Part of the president's problem, of course, is that the recovery has been profoundly disappointing. As of August, for example, employment among prime-age workers was still 3.9 million jobs short of what was normal before the recession. Long-term unemployment is still eroding the skills and motivation of millions, threatening to permanently impair the economy's growth potential. Median household income, adjusted for inflation, is down about 8 percent from where it was when the recession began in 2007.

Some of Obama's problem undoubtedly has to do with the way he talks about the economy. U.S. businesses have generated 10 million new jobs over the past 4 1/2 years, he noted in his speech today. "All told, the United States has put more people back to work than Europe, Japan and every other advanced economy combined," he said.

True enough, but no solace to the millions of under- and unemployed Americans. So how would Obama's opponents improve the picture?

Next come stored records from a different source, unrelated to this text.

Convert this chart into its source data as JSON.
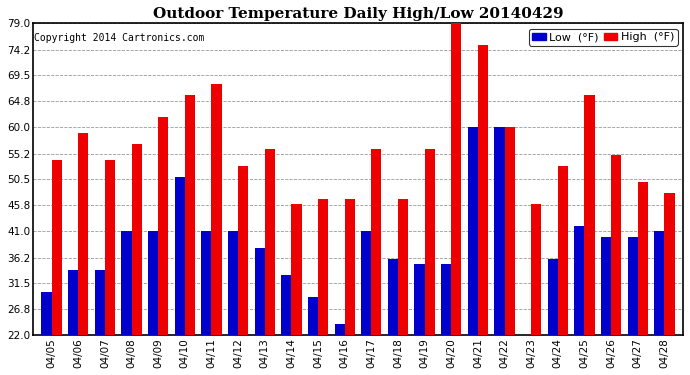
{
  "title": "Outdoor Temperature Daily High/Low 20140429",
  "copyright": "Copyright 2014 Cartronics.com",
  "legend_low": "Low  (°F)",
  "legend_high": "High  (°F)",
  "dates": [
    "04/05",
    "04/06",
    "04/07",
    "04/08",
    "04/09",
    "04/10",
    "04/11",
    "04/12",
    "04/13",
    "04/14",
    "04/15",
    "04/16",
    "04/17",
    "04/18",
    "04/19",
    "04/20",
    "04/21",
    "04/22",
    "04/23",
    "04/24",
    "04/25",
    "04/26",
    "04/27",
    "04/28"
  ],
  "lows": [
    30,
    34,
    34,
    41,
    41,
    51,
    41,
    41,
    38,
    33,
    29,
    24,
    41,
    36,
    35,
    35,
    60,
    60,
    22,
    36,
    42,
    40,
    40,
    41
  ],
  "highs": [
    54,
    59,
    54,
    57,
    62,
    66,
    68,
    53,
    56,
    46,
    47,
    47,
    56,
    47,
    56,
    79,
    75,
    60,
    46,
    53,
    66,
    55,
    50,
    48
  ],
  "ymin": 22.0,
  "ymax": 79.0,
  "yticks": [
    22.0,
    26.8,
    31.5,
    36.2,
    41.0,
    45.8,
    50.5,
    55.2,
    60.0,
    64.8,
    69.5,
    74.2,
    79.0
  ],
  "low_color": "#0000cc",
  "high_color": "#ee0000",
  "background_color": "#ffffff",
  "grid_color": "#999999",
  "title_fontsize": 11,
  "copyright_fontsize": 7,
  "tick_fontsize": 7.5,
  "legend_fontsize": 8
}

Republicans argue that Obama's efforts to extend health care to more Americans, along with new regulations aimed in large part at preventing another financial crisis, have placed a stifling burden on U.S. businesses. They say reversing these policies, together with tax breaks paid for largely by cutting programs aimed at poorer folk, would unleash corporate America's animal spirits.

Cutting corporate taxes is a fine idea, but it's wrong to say that the business environment is the primary obstacle to recovery. As the president himself noted in his speech, Bloomberg News has reported how well corporate America is doing in the Obama era. Earnings per share among companies in the Standard & Poor's 500 Index are at record levels, helping drive a nearly threefold increase in the index since March 2009.

So where does all this leave voters? One side in this debate is essentially arguing that his policies have prevented the economy from getting a lot worse. The other is arguing that their policies could help it become a lot better. The first is undoubtedly correct, but that's hardly a campaign slogan. The second is a better message, but the substance is dubious.

There is at least one obvious way to improve the economic outlook: government spending focused on getting people back to work, in part by rebuilding the country's decaying infrastructure. Combined with moves to get the government's longer-term Medicare and Social Security costs under control, it could put the economy on a much healthier trajectory.

The issue is whether this obvious solution becomes more likely or less if Republicans gain control of both chambers of Congress. If they don't, their opposition to it will almost certainly continue. If they do, however, Republicans may decide they have to deliver something more than gridlock.

Will they? That is the question -- far more speculative than whether Obama could have managed the recovery better, or how Republicans would have harmed it -- that voters will have to answer for themselves.